7

1.5K 226 58
                                    

Biliyorsunuz ki Kitap yurdu imza günü falan düzenlemiyor. Ee ne yapalım, elimizdekilerle yetineceğiz artık. Denizli'ye falan gelen olursa haber verin bari. Bi çay içer kitap imzalarız :)

Bu arada Mart ayına kadar burada bölüm paylaşmaya devam edeceğim.

Keyifli okumalar.

&&

İdil rüyasının ortasında zırıl zırıl çalan telefonu ile gözlerini açtı. Önce ne olduğunu algılayamayan beyni bir kaç saniye kendisine gelmeyi bekledi. Ancak baş ucundaki telefon durmadan çalıyordu. Kaşlarını çatarak pencereye doğru baktı. Hava halen karanlıktı. Sonra da uyuşukluk ile kolunu telefona uzattı. Ekranda yazan ismi görünce ise şaşırmadan edemedi. Akşam yemekten sonra çay içip bir kaç durağan sohbetlerinden sonra evlerine dağılmışlardı. Dağılmadan önce de Sinan sabah onu işe götürebilmek için telefon numarasını istemişti. İdil de mecburen vermişti. Şimdi de onu arıyordu. Saate baktığında ise sabaha karşı dört olduğunu gördü.

" Efendim ."

Uykulu bir şekilde cevaplandırdığı telefona karşıdan gelen tok ses eşlik etti.

" Hazırlan işe çıktı ."

İdil sert sözler ile gözlerini kapatıp açtı. Halen tam uyanmış değildi. Adamın emir verir sesi de hiç hoşuna gitmemişti.

" Bu saatte mi ?"

" Evet . Beş dakikan var. Kapı da bekliyorum ."

Ve telefon kapandığında İdil sinirle öylece kaldı. Bir kaç saniye sonra sessiz bir çığlık atarak yataktan kalktı. Sinan sonuçta patronun kardeşiydi. Yarı patron gibi birşeydi. Üstelik Gencay beyi kızdırmak da istemiyordu. Hızla giyinip çantasını alarak evden çıktı. Sinan söylediği gibi kapıda bekliyordu. Onu görünce elindeki sigarayı son bir nefes çekerek yere attı ve ayağının ucuyla ezdi.

" Günaydın ."

İdil kaşları çatık bir şekilde ona yaklaştı. Sabahın bu saatinde adam gözüne bi karizmatik görünmüştü. Ama konuştuğu anda bütün büyü bozulmuş ve gıcık herif geri dönmüştü.

" Geç kaldın ."

İdil gözlerini devirerek adamın gösterdiği arabaya bindi. Sinan da yanına binerek motoru çalıştırdı.
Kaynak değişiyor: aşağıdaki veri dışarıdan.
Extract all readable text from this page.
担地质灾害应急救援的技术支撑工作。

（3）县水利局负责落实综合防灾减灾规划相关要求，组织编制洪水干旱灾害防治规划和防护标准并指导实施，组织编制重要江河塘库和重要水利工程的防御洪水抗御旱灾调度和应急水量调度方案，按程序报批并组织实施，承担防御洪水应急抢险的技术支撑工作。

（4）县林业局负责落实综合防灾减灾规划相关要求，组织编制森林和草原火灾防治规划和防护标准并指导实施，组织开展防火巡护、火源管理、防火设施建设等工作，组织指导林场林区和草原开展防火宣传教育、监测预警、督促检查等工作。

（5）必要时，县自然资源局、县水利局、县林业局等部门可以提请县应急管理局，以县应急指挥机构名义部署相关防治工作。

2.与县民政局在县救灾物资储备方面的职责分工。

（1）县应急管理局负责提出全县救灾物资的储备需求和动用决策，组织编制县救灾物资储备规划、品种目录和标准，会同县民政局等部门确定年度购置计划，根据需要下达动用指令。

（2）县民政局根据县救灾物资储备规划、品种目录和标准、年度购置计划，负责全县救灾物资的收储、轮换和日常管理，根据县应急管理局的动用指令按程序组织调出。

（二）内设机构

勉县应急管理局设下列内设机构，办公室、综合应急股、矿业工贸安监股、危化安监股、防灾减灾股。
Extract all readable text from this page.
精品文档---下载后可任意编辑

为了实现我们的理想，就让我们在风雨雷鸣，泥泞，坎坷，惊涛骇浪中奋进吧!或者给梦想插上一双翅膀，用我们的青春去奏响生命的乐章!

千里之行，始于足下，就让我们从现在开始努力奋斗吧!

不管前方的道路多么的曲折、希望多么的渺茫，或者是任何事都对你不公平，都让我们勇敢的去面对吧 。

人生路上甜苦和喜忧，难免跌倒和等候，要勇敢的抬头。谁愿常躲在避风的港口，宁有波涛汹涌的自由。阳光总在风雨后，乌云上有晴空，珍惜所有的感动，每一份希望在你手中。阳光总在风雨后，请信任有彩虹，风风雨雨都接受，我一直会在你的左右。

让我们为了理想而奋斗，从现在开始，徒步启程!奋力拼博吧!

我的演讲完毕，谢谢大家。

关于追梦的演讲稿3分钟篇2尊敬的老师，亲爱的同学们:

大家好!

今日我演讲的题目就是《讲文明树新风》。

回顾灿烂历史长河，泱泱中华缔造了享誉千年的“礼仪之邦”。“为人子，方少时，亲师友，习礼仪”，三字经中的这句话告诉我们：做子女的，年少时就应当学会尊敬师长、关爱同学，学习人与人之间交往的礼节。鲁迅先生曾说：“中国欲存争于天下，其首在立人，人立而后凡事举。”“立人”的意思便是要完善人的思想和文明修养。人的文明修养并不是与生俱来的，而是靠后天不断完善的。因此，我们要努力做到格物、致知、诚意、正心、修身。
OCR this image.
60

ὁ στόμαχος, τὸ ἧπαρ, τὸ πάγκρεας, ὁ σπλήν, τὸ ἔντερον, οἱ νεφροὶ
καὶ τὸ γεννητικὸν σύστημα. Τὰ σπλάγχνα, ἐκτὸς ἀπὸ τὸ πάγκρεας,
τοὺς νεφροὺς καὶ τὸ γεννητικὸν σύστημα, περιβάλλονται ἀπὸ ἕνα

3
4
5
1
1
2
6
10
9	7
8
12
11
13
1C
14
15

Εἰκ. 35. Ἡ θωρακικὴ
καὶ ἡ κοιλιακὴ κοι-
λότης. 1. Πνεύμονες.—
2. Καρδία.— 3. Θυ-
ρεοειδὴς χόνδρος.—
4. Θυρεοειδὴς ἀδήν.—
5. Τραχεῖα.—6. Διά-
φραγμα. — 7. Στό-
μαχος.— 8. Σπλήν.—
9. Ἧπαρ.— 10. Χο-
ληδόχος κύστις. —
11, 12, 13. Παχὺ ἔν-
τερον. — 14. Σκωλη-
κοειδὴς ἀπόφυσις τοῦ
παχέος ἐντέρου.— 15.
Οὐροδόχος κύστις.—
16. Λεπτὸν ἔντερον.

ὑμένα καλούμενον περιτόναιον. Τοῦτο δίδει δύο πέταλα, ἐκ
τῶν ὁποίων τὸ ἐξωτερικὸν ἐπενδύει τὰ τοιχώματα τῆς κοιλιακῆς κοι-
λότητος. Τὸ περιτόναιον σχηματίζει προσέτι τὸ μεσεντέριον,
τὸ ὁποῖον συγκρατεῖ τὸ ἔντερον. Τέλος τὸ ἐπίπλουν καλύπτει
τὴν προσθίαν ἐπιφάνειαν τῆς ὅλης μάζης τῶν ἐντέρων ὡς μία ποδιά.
" İş her gün bu saatte değildir herhalde ?"

İdilin sözleri ile Sinan başını iki yana salladı. Direksiyonu ilçe çıkışına doğru sürerken konuştu.

" Gencay aradı. Ormanlık alanda ceset bulunmuş . "

İdil gözlerini açarak ellerini ağzına götürdü .

" Nasıl yani ?"

" Ceset işte . Öldürülmüş bir insan. Polisler yarım saat önce bulmuşlar . Gencay Seni alıp gitmemi istedi. Makinen yanında mı ?"

İdil çantasına tıkıştırdığı fotoğraf makinesini gösterdi. Çıkmadan önce yanına almıştı.
Sinan yan gözle kızın gösterdiği makinaya bakıp önüne döndü.

" İyi. İlk iş gününde büyük haber yakaladın İdil hanım. Bakalım neler olacak."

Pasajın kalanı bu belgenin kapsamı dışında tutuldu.